Ici sont tombées les ténèbres

Creuser le passé, c’est s’exposer à affronter ses propres fantômes et provoquer des fissures dangereuses. Pour boucler sa dernière enquête, Hulda doit-elle aller aussi loin ?

Mots choisis

"Son bureau, qu’elle considérait comme sa seconde maison, lui paraissait tout à coup étranger, comme si le nouveau propriétaire s’y était déjà installé. Elle trouvait sa vieille chaise inconfortable, la table en bois foncé usée et abîmée, les papiers qui y traînaient n’avaient plus aucun sens pour elle."

(Page 33)

© La Martinière

Hulda s’est toujours impliquée dans son métier de flic, qu’elle aime, certaine d’avoir du flair et de savoir mener les investigations. Au moment de démasquer une mère de famille ayant renversé volontairement un pédophile, elle apprend qu’elle doit laisser sa place à un jeune et brillant collègue. Avant cette retraite anticipée, elle arrache le droit de rouvrir un cold case : le cadavre d’une demandeuse d’asile russe retrouvé sur une plage dans l’indifférence générale. Affaire classée ? Pas pour Hulda, persuadée que l’enquête a été bâclée et que les choses auraient tourné autrement si la victime avait été une Islandaise.

Loin d’être une Miss Marple un peu écrasée par le poids des ans, Hilda montre une belle vitalité. Mais le mystère plane autour d’elle. Est-elle en recherche d’un second souffle amoureux ? Que recèlent les silences ? Au fil du texte, les questions s’accumulent, installent un trouble et une émotion.

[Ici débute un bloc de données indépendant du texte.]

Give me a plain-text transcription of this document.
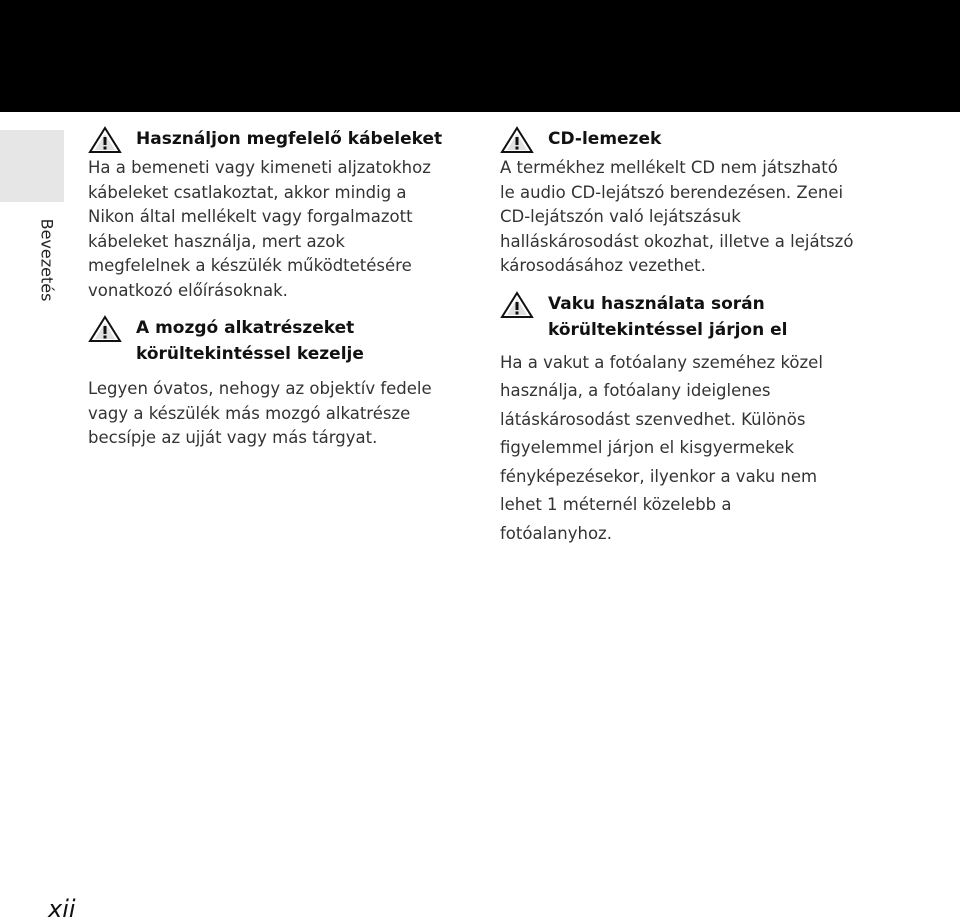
Bevezetés
Használjon megfelelő kábeleket
Ha a bemeneti vagy kimeneti aljzatokhoz
kábeleket csatlakoztat, akkor mindig a
Nikon által mellékelt vagy forgalmazott
kábeleket használja, mert azok
megfelelnek a készülék működtetésére
vonatkozó előírásoknak.
A mozgó alkatrészeket
körültekintéssel kezelje
Legyen óvatos, nehogy az objektív fedele
vagy a készülék más mozgó alkatrésze
becsípje az ujját vagy más tárgyat.
CD-lemezek
A termékhez mellékelt CD nem játszható
le audio CD-lejátszó berendezésen. Zenei
CD-lejátszón való lejátszásuk
halláskárosodást okozhat, illetve a lejátszó
károsodásához vezethet.
Vaku használata során
körültekintéssel járjon el
Ha a vakut a fotóalany szeméhez közel
használja, a fotóalany ideiglenes
látáskárosodást szenvedhet. Különös
figyelemmel járjon el kisgyermekek
fényképezésekor, ilyenkor a vaku nem
lehet 1 méternél közelebb a
fotóalanyhoz.
xii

Il y a un souffle particulier chez l’Islandais Ragnar Jónasson. Avec lui, nul besoin de bain de sang ou de noirceur sociale appuyée ; juste s’arrêter, partager la vie d’individus ordinaires, et les émotions vous nouent la gorge. L’esprit du lecteur peut rester plusieurs heures dans un fjord isolé, ou simplement marqué par des rencontres simples, surprenantes, parfois déroutantes. Ce roman met en lumière les conditions de vie dans les centres d’accueil avec un double focus : celui du personnel qui y travaille et celui des réfugiés et des migrants. C’est aussi un texte très fort sur la parentalité et sur les troubles de l’attachement.

Ragnar Jónasson avait séduit le public des Boréales avec son policier Ari Thor, novice dans la vie de couple et dans son métier. Avec Hulda, il met à l’honneur une femme d’un âge certain, dotée d’un vif intellect et qui se sent encore habitée par une énergie très forte. Il faut une bonne paire de chaussures de randonnée pour suivre ses traces, ne pas se fier à son âge. Hulda a de l’endurance et nous emmène en des lieux où les ténèbres sont tombées.